*** /w później które jest teraz/
w później które jest teraz
umarły dąb wciąż stoi
czerń pokręcona milczy
przed twardymi butami
mam sto siedemdziesiąt lat
bez zatwierdzających podpisów
przytulam się do pnia by puścić
liście po drugiej stronie nieba
w podróży wielkim wozem
zaprzężonym do kruków
zdeptane żołędzie są dzwonkami
odwiedzam krzywiznę ziemi
autor
Wanda Kosma
Dodano: 2019-11-13 19:28:54
Ten wiersz przeczytano 2547 razy
Oddanych głosów: 73
Aby zagłosować zaloguj się w serwisie
Komentarze (48)
Uwielbiam ten wiersz:)
zawsze wiedzialem ze czas niema znaczenia :)
Witaj.
Twoje drzewo genealogiczne, jest silne i mocne jak dąb
i
jest wiekowe.
Tak odebrałam wiersz, podoba się
Pozdrawiam serdecznie.:)
Dziękuję Państwu za komentarze i uwagi. Pozdrawiam
serdecznie :)
a podobno są wciąż tacy, którzy twierdzą, że ziemia
jest płaska ... pozdrawiam
Lubię czytać takie wiersze, rozbudzają wyobraźnię,
zmuszają do myślenia.
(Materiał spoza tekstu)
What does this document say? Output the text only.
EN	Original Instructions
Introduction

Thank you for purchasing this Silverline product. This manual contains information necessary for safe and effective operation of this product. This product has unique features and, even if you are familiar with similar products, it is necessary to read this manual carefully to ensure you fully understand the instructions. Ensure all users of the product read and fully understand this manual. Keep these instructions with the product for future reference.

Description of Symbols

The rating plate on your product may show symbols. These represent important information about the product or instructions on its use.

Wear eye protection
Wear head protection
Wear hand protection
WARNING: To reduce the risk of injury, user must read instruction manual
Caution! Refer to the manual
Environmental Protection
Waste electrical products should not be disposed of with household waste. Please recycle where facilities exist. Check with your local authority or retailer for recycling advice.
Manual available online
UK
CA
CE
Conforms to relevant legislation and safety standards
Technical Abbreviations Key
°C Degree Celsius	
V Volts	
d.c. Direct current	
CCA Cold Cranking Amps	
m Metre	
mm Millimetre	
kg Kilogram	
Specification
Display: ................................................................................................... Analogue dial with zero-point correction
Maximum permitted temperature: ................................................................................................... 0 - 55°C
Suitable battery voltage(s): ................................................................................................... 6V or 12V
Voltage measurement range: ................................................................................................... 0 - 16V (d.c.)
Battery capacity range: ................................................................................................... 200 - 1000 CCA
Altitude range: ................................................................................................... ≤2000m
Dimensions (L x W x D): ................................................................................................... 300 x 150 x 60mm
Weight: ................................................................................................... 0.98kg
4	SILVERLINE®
Tylko chwalić.
Serdecznie pozdrawiam życząc miłego wieczoru :)
Miałem już przyjemność. Zajrzę do wcześniejszych
wierszy. Ślę moc serdeczności. :)
Świetny wiersz, pełen pięknych i rozbudzających
wyobraźnię metafor. Dąb to piękny symbol. Pozdrawiam
ciepło :)
Rozbudzasz wyobraźnię opisem owego wiekowego dębu.
Pozdrawiam.
Marek
Bardzo piękny wiersz Wandziu. Pozdrawiam serdecznie.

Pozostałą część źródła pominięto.